Inpainting algorithms have achieved remarkable progress in removing objects from images, yet still face two challenges: 1) struggle to handle the object's visual effects such as shadow and reflection; 2) easily generate shape-like artifacts and unintended content. In this paper, we propose Video4Removal, a large-scale dataset comprising over 100,000 high-quality samples with realistic object shadows and reflections. By constructing object-background pairs from video frames with off-the-shelf vision models, the labor costs of data acquisition can be significantly reduced. To avoid generating shape-like artifacts and unintended content, we propose Object-Background Guidance, an elaborated paradigm that takes both the foreground object and background images. It can guide the diffusion process to harness richer contextual information. Based on the above two designs, we present OmniEraser, a novel method that seamlessly removes objects and their visual effects using only object masks as input. Extensive experiments show that OmniEraser significantly outperforms previous methods, particularly in complex in-the-wild scenes. And it also exhibits a strong generalization ability in anime-style images. Datasets, models, and codes will be published.
Paper Structure (10 sections, 2 equations, 10 figures, 4 tables)

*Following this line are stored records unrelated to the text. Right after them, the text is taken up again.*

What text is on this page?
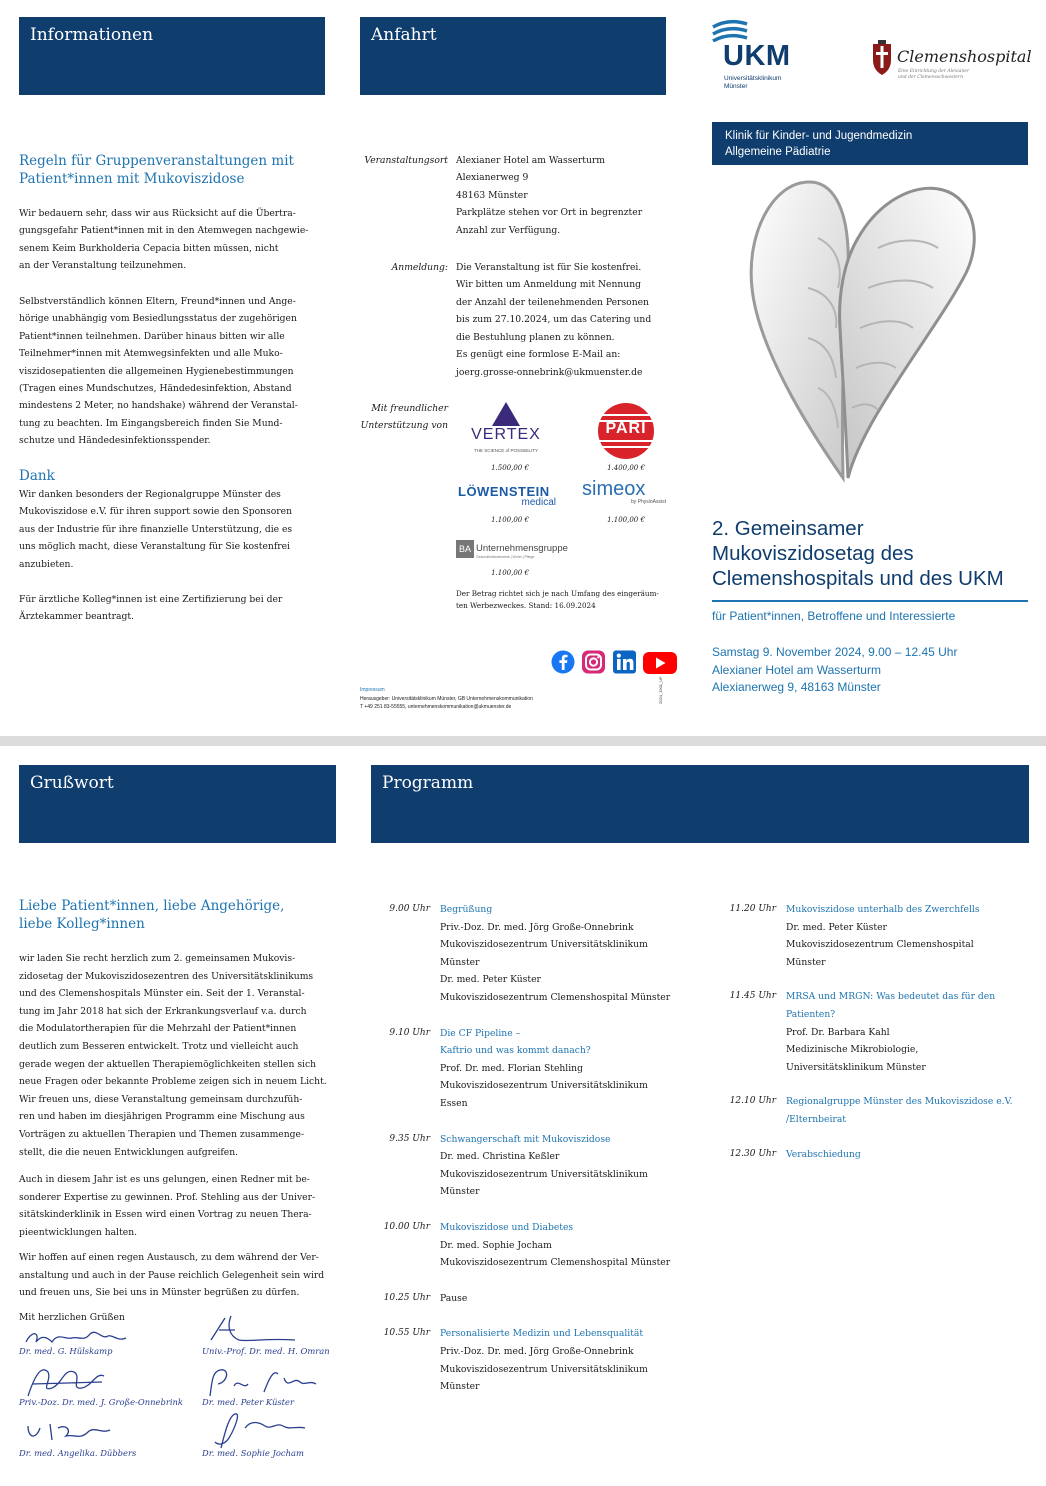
Informationen
Regeln für Gruppenveranstaltungen mit Patient*innen mit Mukoviszidose
Wir bedauern sehr, dass wir aus Rücksicht auf die Übertra-
gungsgefahr Patient*innen mit in den Atemwegen nachgewie-
senem Keim Burkholderia Cepacia bitten müssen, nicht
an der Veranstaltung teilzunehmen.
Selbstverständlich können Eltern, Freund*innen und Ange-
hörige unabhängig vom Besiedlungsstatus der zugehörigen
Patient*innen teilnehmen. Darüber hinaus bitten wir alle
Teilnehmer*innen mit Atemwegsinfekten und alle Muko-
viszidosepatienten die allgemeinen Hygienebestimmungen
(Tragen eines Mundschutzes, Händedesinfektion, Abstand
mindestens 2 Meter, no handshake) während der Veranstal-
tung zu beachten. Im Eingangsbereich finden Sie Mund-
schutze und Händedesinfektionsspender.
Dank
Wir danken besonders der Regionalgruppe Münster des
Mukoviszidose e.V. für ihren support sowie den Sponsoren
aus der Industrie für ihre finanzielle Unterstützung, die es
uns möglich macht, diese Veranstaltung für Sie kostenfrei
anzubieten.
Für ärztliche Kolleg*innen ist eine Zertifizierung bei der
Ärztekammer beantragt.
Anfahrt
Veranstaltungsort Alexianer Hotel am Wasserturm
Alexianerweg 9
48163 Münster
Parkplätze stehen vor Ort in begrenzter
Anzahl zur Verfügung.
Anmeldung: Die Veranstaltung ist für Sie kostenfrei.
Wir bitten um Anmeldung mit Nennung
der Anzahl der teilenehmenden Personen
bis zum 27.10.2024, um das Catering und
die Bestuhlung planen zu können.
Es genügt eine formlose E-Mail an:
joerg.grosse-onnebrink@ukmuenster.de
Mit freundlicher
Unterstützung von
VERTEX
THE SCIENCE of POSSIBILITY
1.500,00 €
PARI
1.400,00 €
LÖWENSTEIN
medical
1.100,00 €
simeox
by PhysioAssist
1.100,00 €
BA Unternehmensgruppe
Gesundheitsnetzwerk | Wohn | Pflege
1.100,00 €
Der Betrag richtet sich je nach Umfang des eingeräum-
ten Werbezweckes. Stand: 16.09.2024
Impressum
Herausgeber: Universitätsklinikum Münster, GB Unternehmenskommunikation
T +49 251 83-55555, unternehmenskommunikation@ukmuenster.de
2024_1901_UF
UKM
Universitätsklinikum
Münster
Clemenshospital
Eine Einrichtung der Alexianer
und der Clemensschwestern
Klinik für Kinder- und Jugendmedizin
Allgemeine Pädiatrie
2. Gemeinsamer
Mukoviszidosetag des
Clemenshospitals und des UKM
für Patient*innen, Betroffene und Interessierte
Samstag 9. November 2024, 9.00 – 12.45 Uhr
Alexianer Hotel am Wasserturm
Alexianerweg 9, 48163 Münster
Grußwort
Liebe Patient*innen, liebe Angehörige,
liebe Kolleg*innen
wir laden Sie recht herzlich zum 2. gemeinsamen Mukovis-
zidosetag der Mukoviszidosezentren des Universitätsklinikums
und des Clemenshospitals Münster ein. Seit der 1. Veranstal-
tung im Jahr 2018 hat sich der Erkrankungsverlauf v.a. durch
die Modulatortherapien für die Mehrzahl der Patient*innen
deutlich zum Besseren entwickelt. Trotz und vielleicht auch
gerade wegen der aktuellen Therapiemöglichkeiten stellen sich
neue Fragen oder bekannte Probleme zeigen sich in neuem Licht.
Wir freuen uns, diese Veranstaltung gemeinsam durchzufüh-
ren und haben im diesjährigen Programm eine Mischung aus
Vorträgen zu aktuellen Therapien und Themen zusammenge-
stellt, die die neuen Entwicklungen aufgreifen.
Auch in diesem Jahr ist es uns gelungen, einen Redner mit be-
sonderer Expertise zu gewinnen. Prof. Stehling aus der Univer-
sitätskinderklinik in Essen wird einen Vortrag zu neuen Thera-
pieentwicklungen halten.
Wir hoffen auf einen regen Austausch, zu dem während der Ver-
anstaltung und auch in der Pause reichlich Gelegenheit sein wird
und freuen uns, Sie bei uns in Münster begrüßen zu dürfen.
Mit herzlichen Grüßen
Dr. med. G. Hülskamp	Univ.-Prof. Dr. med. H. Omran
Priv.-Doz. Dr. med. J. Große-Onnebrink Dr. med. Peter Küster
Dr. med. Angelika. Dübbers	Dr. med. Sophie Jocham
Programm
9.00 Uhr Begrüßung
Priv.-Doz. Dr. med. Jörg Große-Onnebrink
Mukoviszidosezentrum Universitätsklinikum
Münster
Dr. med. Peter Küster
Mukoviszidosezentrum Clemenshospital Münster
9.10 Uhr Die CF Pipeline –
Kaftrio und was kommt danach?
Prof. Dr. med. Florian Stehling
Mukoviszidosezentrum Universitätsklinikum
Essen
9.35 Uhr Schwangerschaft mit Mukoviszidose
Dr. med. Christina Keßler
Mukoviszidosezentrum Universitätsklinikum
Münster
10.00 Uhr Mukoviszidose und Diabetes
Dr. med. Sophie Jocham
Mukoviszidosezentrum Clemenshospital Münster
10.25 Uhr Pause
10.55 Uhr Personalisierte Medizin und Lebensqualität
Priv.-Doz. Dr. med. Jörg Große-Onnebrink
Mukoviszidosezentrum Universitätsklinikum
Münster
11.20 Uhr Mukoviszidose unterhalb des Zwerchfells
Dr. med. Peter Küster
Mukoviszidosezentrum Clemenshospital
Münster
11.45 Uhr MRSA und MRGN: Was bedeutet das für den
Patienten?
Prof. Dr. Barbara Kahl
Medizinische Mikrobiologie,
Universitätsklinikum Münster
12.10 Uhr Regionalgruppe Münster des Mukoviszidose e.V.
/Elternbeirat
12.30 Uhr Verabschiedung
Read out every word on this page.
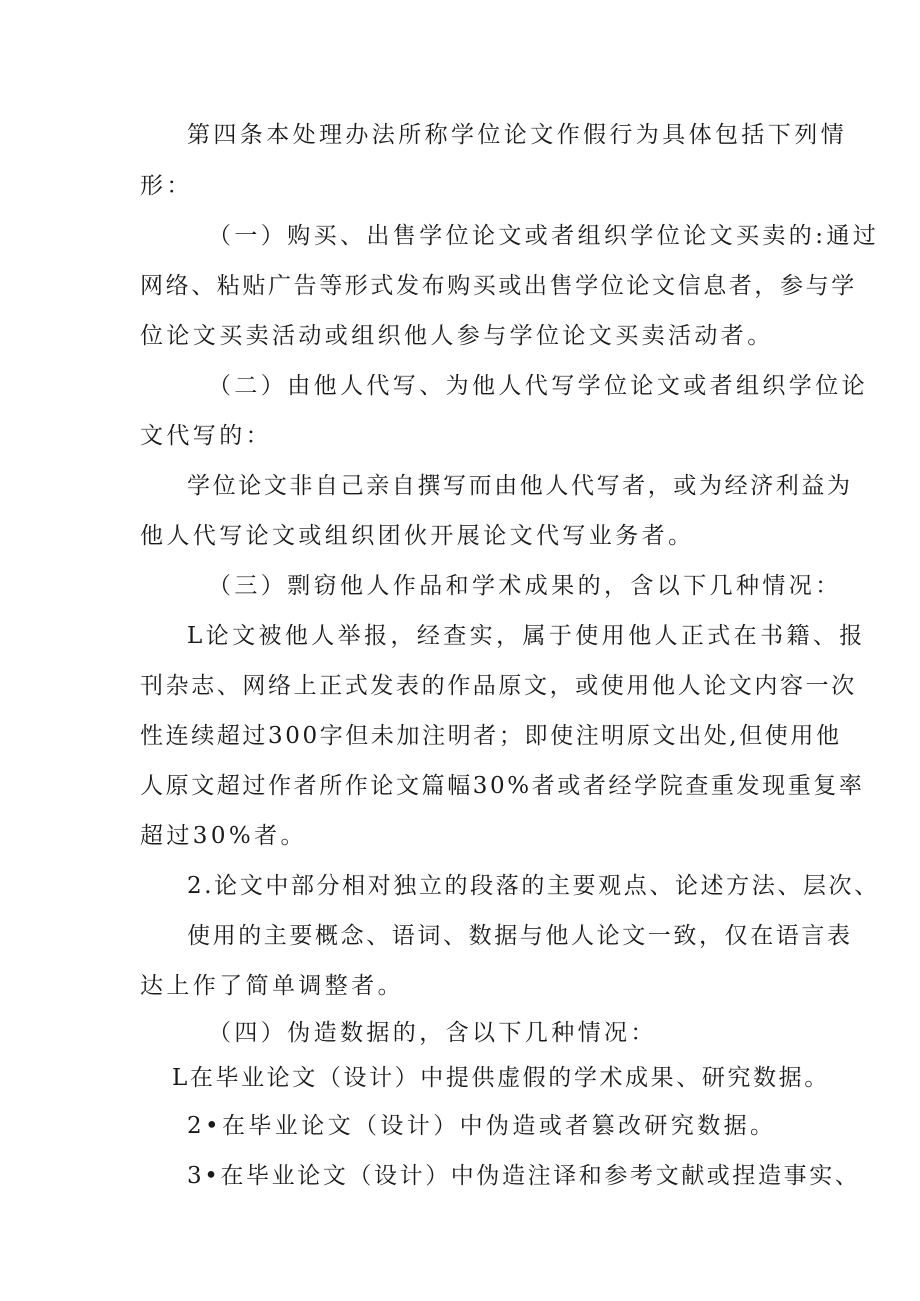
第四条本处理办法所称学位论文作假行为具体包括下列情

形：

（一）购买、出售学位论文或者组织学位论文买卖的:通过

网络、粘贴广告等形式发布购买或出售学位论文信息者，参与学

位论文买卖活动或组织他人参与学位论文买卖活动者。

（二）由他人代写、为他人代写学位论文或者组织学位论

文代写的：

学位论文非自己亲自撰写而由他人代写者，或为经济利益为

他人代写论文或组织团伙开展论文代写业务者。

（三）剽窃他人作品和学术成果的，含以下几种情况：

L论文被他人举报，经查实，属于使用他人正式在书籍、报

刊杂志、网络上正式发表的作品原文，或使用他人论文内容一次

性连续超过300字但未加注明者；即使注明原文出处,但使用他

人原文超过作者所作论文篇幅30%者或者经学院查重发现重复率

超过30%者。

2.论文中部分相对独立的段落的主要观点、论述方法、层次、

使用的主要概念、语词、数据与他人论文一致，仅在语言表

达上作了简单调整者。

（四）伪造数据的，含以下几种情况：

L在毕业论文（设计）中提供虚假的学术成果、研究数据。

2•在毕业论文（设计）中伪造或者篡改研究数据。

3•在毕业论文（设计）中伪造注译和参考文献或捏造事实、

This paper contains 10 sections, 2 equations, 10 figures, 4 tables.

Figures (10)

  • Figure 1: OminiEraser vs. Other Methods. State-of-the-art methods, PowerPaint zhuang2025powerpaint, CLIPAway Ekin2024CLIPAwayHF and Attentive-Eraser sun2024attentive, tend to generate unintentional objects and struggle to remove the target object's effects, leading to unrealistic outputs. In contrast, our OmniEraser seamlessly removes target objects along with their shadows and reflections, using only object masks as input.
  • Figure 2: Illustration of Video4Removal. We capture two typical visual effects: shadows and reflections. Our input masks exclude the effect regions, encouraging models to learn the associations between objects and their effects in an end-to-end manner.
  • Figure 3: The construction pipeline of Video4Removal. We first separate all video frames into two categories: background frames and foreground frames containing moving objects. Then, each foreground frame is paired with the temporally closest background frame to form a pair. Finally, object masks for the foreground frames are obtained using off-the-shelf segmentation models. This process results in high-quality, photorealistic triplets suitable for object removal tasks.
  • Figure 4: Architecture of OmniEraser. We propose Object-Background Guidance which uses latent from object and background as joint input conditions to guide the denoising process.
  • Figure 5: Examples from RemovalBench. Each group of images shows the original image, ground truth, and object mask.